A faraday box is something that was discovered and built for
a very specific reason - to prevent frequencies from penetrating.
The big difference is the Davis Caves homes cost 20 percent
more than a conventional home.
This is very expensive.
Mike Oehler’s homes on the other hand, he contends, are just
as good if not better.
They are far more ascetically pleasing to the psyche, to the mind
and emotions because he has a lot more balance in the getting of
air, view, and light into the home from different points.
So let’s say we use his method.
You dig a hole in the ground and put the post in.
This is the corner, and also about every 6-8 feet, I think he
does. So to prevent
deterioration of that post you could go with very expensive lumber
that is treated. You
could use that lumber if you wanted.
It’s treated with chemicals that may perhaps outgas, I don’t
know. Oehler’s very
cheap very simple solution is to take a rough-cut timber out of the
forest and you char it over a fire.
That’s going to prevent any bugs from getting in there.
So you burn it; he tells you about a quarter of an inch of
charring on that thing as you turn it in the fire.
Then, you wrap it with garbage bags: one, two, three or
whatever. And this has
all been tested. He
knows that it works.
Then you put that in the ground and compact it in really good.
Then you’ve got a vertical beam or post.
Then from post to post you put in whatever kind of wood
you’ve got. This is
shoring which means a material that keeps dirt and rocks from caving
in. So let’s say you
want to build a wall you put in shoring.
This could be pallet slats or 4x8 sheets of plywood.

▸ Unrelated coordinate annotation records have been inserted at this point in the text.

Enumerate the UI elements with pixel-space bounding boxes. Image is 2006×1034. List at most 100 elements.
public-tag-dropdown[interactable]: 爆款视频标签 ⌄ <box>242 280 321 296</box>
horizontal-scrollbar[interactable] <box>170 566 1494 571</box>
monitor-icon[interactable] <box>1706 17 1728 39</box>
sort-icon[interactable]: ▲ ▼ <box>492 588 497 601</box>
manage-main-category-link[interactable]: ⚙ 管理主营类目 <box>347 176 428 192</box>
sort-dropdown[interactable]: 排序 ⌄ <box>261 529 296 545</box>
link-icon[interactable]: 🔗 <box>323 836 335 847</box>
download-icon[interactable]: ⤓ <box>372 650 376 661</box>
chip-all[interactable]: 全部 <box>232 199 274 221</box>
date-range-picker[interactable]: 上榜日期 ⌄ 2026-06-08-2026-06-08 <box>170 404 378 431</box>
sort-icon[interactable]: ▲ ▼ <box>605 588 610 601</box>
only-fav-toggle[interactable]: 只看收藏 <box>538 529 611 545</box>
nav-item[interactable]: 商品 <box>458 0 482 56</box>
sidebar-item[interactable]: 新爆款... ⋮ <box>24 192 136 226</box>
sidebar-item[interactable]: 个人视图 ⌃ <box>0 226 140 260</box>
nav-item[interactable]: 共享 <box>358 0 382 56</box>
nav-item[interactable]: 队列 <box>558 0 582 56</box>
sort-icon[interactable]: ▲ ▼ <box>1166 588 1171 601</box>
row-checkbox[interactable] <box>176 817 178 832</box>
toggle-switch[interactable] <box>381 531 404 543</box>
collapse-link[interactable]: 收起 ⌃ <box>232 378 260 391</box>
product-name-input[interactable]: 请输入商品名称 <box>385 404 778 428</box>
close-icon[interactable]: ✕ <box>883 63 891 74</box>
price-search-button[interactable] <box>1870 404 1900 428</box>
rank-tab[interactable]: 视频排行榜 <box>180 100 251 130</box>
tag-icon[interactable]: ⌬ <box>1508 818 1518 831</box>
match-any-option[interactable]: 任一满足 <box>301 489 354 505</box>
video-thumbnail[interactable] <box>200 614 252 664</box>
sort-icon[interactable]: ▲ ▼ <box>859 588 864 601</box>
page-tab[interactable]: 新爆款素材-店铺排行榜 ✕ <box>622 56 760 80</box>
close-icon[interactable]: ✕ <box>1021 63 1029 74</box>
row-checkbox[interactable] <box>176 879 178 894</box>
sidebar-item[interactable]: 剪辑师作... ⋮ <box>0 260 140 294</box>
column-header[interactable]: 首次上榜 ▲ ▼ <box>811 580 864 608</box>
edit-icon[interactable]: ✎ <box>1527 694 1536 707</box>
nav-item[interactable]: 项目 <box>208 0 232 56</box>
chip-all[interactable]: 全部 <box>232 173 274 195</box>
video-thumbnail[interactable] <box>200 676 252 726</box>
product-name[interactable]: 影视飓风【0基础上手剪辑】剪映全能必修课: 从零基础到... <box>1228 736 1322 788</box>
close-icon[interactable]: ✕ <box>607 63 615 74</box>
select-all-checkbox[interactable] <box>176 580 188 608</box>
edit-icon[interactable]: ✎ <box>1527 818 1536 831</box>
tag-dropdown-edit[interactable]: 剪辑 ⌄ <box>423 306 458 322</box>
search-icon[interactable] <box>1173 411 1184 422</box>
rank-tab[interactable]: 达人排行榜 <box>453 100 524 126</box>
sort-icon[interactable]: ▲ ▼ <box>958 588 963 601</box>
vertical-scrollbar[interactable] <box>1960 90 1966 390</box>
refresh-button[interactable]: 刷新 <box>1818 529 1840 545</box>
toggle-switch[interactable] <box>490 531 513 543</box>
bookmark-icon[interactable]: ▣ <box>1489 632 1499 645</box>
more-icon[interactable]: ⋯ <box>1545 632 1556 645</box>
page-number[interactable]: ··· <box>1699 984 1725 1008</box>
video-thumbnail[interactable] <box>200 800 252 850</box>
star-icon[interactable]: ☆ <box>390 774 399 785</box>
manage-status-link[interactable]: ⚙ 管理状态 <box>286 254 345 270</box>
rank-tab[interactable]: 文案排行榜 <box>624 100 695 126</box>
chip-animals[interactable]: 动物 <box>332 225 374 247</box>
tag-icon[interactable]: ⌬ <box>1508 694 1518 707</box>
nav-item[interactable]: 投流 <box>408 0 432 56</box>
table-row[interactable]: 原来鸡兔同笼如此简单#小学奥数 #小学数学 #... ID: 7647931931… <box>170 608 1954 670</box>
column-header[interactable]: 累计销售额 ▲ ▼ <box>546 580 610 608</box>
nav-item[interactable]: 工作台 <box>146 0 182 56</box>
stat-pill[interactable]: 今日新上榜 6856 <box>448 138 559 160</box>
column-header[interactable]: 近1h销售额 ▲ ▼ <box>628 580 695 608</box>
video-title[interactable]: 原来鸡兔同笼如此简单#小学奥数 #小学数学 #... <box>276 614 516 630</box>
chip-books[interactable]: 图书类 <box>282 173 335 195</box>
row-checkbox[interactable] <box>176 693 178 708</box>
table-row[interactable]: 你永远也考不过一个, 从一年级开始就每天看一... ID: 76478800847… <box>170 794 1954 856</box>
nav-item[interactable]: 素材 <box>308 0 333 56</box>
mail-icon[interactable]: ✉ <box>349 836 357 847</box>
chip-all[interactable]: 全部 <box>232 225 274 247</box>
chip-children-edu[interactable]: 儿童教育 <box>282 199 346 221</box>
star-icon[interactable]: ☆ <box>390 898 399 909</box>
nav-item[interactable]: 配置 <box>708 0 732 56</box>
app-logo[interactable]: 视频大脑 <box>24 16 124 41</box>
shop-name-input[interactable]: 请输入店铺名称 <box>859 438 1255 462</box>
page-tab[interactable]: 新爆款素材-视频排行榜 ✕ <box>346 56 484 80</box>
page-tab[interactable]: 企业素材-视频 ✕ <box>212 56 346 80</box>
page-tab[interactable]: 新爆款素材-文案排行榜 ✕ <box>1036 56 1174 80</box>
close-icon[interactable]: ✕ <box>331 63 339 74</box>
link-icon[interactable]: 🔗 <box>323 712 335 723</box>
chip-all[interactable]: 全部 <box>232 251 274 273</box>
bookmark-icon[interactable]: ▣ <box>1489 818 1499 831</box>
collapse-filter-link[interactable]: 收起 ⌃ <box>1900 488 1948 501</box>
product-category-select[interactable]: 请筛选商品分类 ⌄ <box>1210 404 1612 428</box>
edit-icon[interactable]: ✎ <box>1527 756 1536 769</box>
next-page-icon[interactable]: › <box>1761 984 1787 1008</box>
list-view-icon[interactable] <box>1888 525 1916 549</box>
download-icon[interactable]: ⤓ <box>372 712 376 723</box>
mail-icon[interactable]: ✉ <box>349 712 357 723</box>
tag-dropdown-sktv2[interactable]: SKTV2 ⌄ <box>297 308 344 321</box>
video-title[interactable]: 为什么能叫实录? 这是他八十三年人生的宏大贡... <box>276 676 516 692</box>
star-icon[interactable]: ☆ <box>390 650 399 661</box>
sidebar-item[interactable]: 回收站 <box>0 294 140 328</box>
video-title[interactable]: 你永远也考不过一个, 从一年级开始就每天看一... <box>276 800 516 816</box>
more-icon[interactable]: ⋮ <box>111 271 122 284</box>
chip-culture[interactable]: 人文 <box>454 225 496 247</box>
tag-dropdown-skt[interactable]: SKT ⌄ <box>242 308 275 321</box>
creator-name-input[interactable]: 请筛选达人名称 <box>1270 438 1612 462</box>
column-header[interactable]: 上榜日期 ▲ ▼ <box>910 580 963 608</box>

It could be whatever material you have at hand there, that is
cheapest and easiest to go with.
It could even be the mill end or rough cut from a sawmill.
So you have your shoring in.
Then you’re going to put in polyethylene for waterproofing.

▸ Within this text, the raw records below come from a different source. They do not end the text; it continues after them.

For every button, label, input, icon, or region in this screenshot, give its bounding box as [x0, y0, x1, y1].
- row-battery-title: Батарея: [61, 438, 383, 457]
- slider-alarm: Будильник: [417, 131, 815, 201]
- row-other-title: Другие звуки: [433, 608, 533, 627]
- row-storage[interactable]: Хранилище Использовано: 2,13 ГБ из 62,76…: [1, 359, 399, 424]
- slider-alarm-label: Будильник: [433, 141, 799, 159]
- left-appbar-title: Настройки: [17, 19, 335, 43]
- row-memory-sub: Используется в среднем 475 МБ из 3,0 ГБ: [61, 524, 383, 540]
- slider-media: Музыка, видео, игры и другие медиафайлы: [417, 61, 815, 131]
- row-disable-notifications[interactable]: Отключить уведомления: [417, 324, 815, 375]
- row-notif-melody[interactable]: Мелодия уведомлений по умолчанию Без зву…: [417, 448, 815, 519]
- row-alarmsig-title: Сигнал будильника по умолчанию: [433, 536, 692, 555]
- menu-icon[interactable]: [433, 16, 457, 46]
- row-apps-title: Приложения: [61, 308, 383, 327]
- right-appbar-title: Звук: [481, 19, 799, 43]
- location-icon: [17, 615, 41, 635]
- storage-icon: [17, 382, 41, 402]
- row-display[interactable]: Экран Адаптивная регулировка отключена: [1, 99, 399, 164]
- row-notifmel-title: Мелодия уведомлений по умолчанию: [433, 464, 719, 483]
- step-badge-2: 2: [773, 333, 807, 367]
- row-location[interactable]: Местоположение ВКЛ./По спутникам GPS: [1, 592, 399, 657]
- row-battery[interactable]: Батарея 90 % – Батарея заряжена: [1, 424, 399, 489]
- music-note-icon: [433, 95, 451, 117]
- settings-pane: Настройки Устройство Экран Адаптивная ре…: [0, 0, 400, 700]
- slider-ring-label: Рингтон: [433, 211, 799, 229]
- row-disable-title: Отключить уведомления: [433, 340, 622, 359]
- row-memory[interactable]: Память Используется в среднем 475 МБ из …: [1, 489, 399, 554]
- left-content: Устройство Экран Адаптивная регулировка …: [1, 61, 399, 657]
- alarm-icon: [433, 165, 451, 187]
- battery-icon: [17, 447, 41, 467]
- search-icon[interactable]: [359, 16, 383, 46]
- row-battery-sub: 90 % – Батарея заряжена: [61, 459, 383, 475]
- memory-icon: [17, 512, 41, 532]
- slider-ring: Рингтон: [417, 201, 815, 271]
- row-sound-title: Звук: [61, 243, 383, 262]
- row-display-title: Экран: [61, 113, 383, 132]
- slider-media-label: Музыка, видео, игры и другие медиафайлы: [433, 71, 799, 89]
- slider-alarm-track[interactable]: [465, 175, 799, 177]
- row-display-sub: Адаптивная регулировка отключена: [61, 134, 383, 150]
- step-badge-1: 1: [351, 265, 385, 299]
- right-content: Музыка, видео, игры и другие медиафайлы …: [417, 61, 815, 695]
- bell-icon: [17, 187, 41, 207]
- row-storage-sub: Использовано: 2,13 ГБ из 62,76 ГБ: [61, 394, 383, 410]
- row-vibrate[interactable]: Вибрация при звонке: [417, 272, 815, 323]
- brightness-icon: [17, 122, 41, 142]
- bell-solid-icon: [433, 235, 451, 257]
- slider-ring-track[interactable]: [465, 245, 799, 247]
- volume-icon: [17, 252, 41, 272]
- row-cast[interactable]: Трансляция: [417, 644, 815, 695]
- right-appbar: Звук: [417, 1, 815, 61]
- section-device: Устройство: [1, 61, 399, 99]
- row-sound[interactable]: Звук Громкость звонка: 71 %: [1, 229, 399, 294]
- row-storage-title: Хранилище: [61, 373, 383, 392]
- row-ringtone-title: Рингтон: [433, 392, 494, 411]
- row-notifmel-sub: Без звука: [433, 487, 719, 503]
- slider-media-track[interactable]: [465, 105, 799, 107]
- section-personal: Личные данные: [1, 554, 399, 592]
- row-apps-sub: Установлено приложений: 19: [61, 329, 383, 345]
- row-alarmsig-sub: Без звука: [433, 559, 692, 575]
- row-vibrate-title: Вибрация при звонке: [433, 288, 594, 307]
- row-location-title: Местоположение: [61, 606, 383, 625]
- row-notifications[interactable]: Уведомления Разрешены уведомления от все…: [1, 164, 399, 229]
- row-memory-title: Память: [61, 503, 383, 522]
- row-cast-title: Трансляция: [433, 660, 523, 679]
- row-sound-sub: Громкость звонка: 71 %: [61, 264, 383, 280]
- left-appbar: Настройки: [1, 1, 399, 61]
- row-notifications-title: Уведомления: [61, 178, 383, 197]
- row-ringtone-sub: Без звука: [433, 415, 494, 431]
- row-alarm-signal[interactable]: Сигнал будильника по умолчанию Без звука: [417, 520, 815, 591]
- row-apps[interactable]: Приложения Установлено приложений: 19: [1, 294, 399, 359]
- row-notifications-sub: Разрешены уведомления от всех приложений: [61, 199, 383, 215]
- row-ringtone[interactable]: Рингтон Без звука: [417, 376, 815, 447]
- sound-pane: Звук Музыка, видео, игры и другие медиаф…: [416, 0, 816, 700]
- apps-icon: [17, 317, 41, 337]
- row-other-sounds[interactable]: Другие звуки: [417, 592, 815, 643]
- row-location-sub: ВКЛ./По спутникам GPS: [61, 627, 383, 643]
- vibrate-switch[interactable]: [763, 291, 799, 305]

That polyethylene does not have to be UV grade so it can be
fairly inexpensive. In
other words UV grade meaning greenhouse polyethylene, which it is
never going to see the sunlight so it’s not going to get
deteriorated by the sunlight.
So just use regular black polyethylene.
He’ll usually put cardboard in there to protect the plastic
as you put the dirt against it.
And that can be upgraded.
You could use 2 layers of polyethylene.
The next thing would be a PSP or a Post Shoring Polyethylene
wall. Let’s say around
60percent if it’s a 20-foot wide, 30-foot long you’ve got then a 600
square foot building.
With 100 linear feet of circumference to deal with so you’re rear 60
percent is post shoring polyethylene and it’s earth sheltered.

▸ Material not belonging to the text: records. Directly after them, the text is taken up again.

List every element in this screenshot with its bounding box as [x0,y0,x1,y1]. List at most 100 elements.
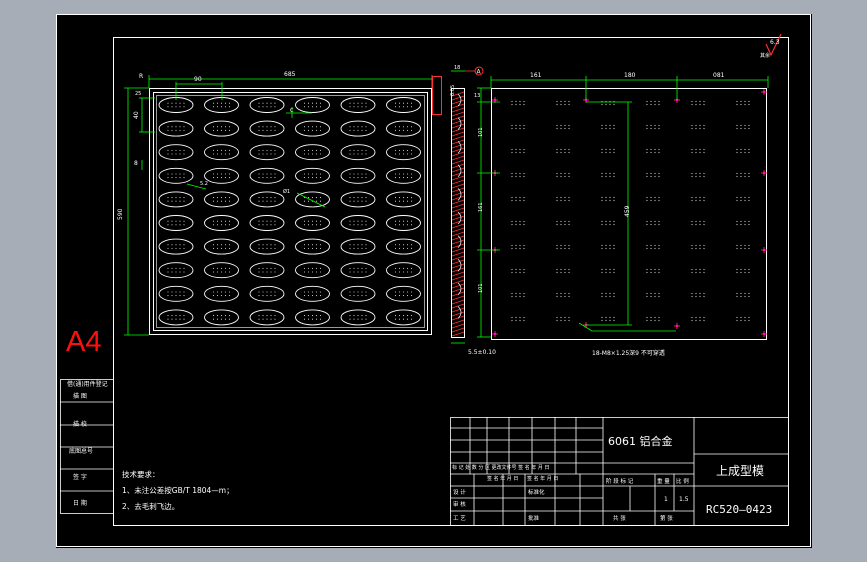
vent-dot [274,315,276,317]
vent-dot [361,126,363,128]
vent-dot [394,315,397,317]
back-dot [560,316,562,319]
vent-dot [179,153,181,155]
back-dot [646,295,648,298]
vent-dot [361,295,363,297]
back-dot [691,268,693,271]
back-dot [605,103,607,106]
vent-dot [353,149,355,151]
vent-dot [216,267,219,269]
vent-dot [303,295,306,297]
vent-dot [365,173,367,175]
vent-dot [307,197,310,199]
vent-dot [266,197,268,199]
weight-header: 重 量 [657,477,670,485]
vent-dot [357,315,359,317]
back-dot [703,223,705,226]
vent-dot [270,247,272,249]
back-dot [654,295,656,298]
back-dot [699,199,701,202]
bottom-dim: 5.5±0.10 [468,349,496,356]
back-dot [601,295,603,298]
vent-dot [361,244,363,246]
back-dot [695,295,697,298]
vent-dot [274,200,276,202]
vent-dot [262,102,264,104]
vent-dot [212,102,215,104]
vent-dot [410,220,413,222]
back-dot [650,148,652,151]
back-dot [515,148,517,151]
back-dot [691,271,693,274]
back-dot [658,100,660,103]
back-dot [556,244,558,247]
back-dot [744,271,746,274]
back-dot [511,103,513,106]
sign-row-design: 设 计 [453,488,466,496]
back-dot [658,271,660,274]
back-dot [736,292,738,295]
back-dot [699,175,701,178]
vent-dot [274,102,276,104]
back-dot [605,196,607,199]
vent-dot [410,153,413,155]
back-dot [691,196,693,199]
back-dot [613,271,615,274]
back-dot [601,103,603,106]
vent-dot [311,102,314,104]
vent-dot [274,267,276,269]
back-dot [564,244,566,247]
vent-dot [394,267,397,269]
vent-dot [167,102,169,104]
back-dot [609,319,611,322]
vent-dot [398,244,401,246]
vent-dot [270,220,272,222]
back-dot [691,175,693,178]
vent-dot [258,220,260,222]
vent-dot [228,220,231,222]
scale-value: 1.5 [679,496,689,503]
vent-dot [179,291,181,293]
back-dot [646,151,648,154]
back-dot [515,127,517,130]
vent-dot [361,200,363,202]
back-dot [601,319,603,322]
back-dot [650,223,652,226]
vent-dot [270,271,272,273]
vent-dot [365,153,367,155]
vent-dot [175,177,177,179]
back-dot [744,100,746,103]
back-dot [601,124,603,127]
vent-dot [357,224,359,226]
vent-dot [212,173,215,175]
vent-dot [402,153,405,155]
back-dot [511,244,513,247]
vent-dot [171,295,173,297]
vent-dot [167,291,169,293]
vent-dot [319,244,322,246]
vent-dot [262,224,264,226]
back-dot [560,124,562,127]
vent-dot [402,106,405,108]
back-dot [695,175,697,178]
vent-dot [349,177,351,179]
back-dot [601,223,603,226]
back-dot [654,103,656,106]
back-dot [703,271,705,274]
back-dot [699,223,701,226]
vent-dot [179,126,181,128]
vent-dot [319,220,322,222]
back-dot [519,244,521,247]
back-dot [568,220,570,223]
vent-dot [274,153,276,155]
dim-left: 161 [530,72,542,79]
vent-dot [266,126,268,128]
vent-dot [179,244,181,246]
vent-dot [315,318,318,320]
vent-dot [171,149,173,151]
back-dot [613,196,615,199]
vent-dot [406,220,409,222]
vent-dot [175,220,177,222]
vent-dot [410,177,413,179]
back-dot [695,199,697,202]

He has all kinds of other things that can be applied there.
Then the front part that would be exposed would be a
combination of the cordwood and using cob as mortar so again these
are materials that are indigenous.
They’re handy, there and ready to go.
No expense virtually.
As far as the roof, goes, the roof would be earthen.
These technologies have been used for 30 some years and again
polyethylene can be used.
It does not have to be UV grade.
Use straw or cardboard as a buffer when you go from one
material to the next, to protect the poly from your planks.
If you have tar paper available then you tarpaper, use some
sand, the polyethylene, some straw, four inches of dirt, another
layer of polyethylene, and then 12 inches or 3 feet of dirt.
Then, seed it and plant it and you can have a garden up
there. So that gives you
good thermal mass and protection from heat and cold as well as
radiation. Like I said,
Mike Oehler likes the three to four feet of dirt.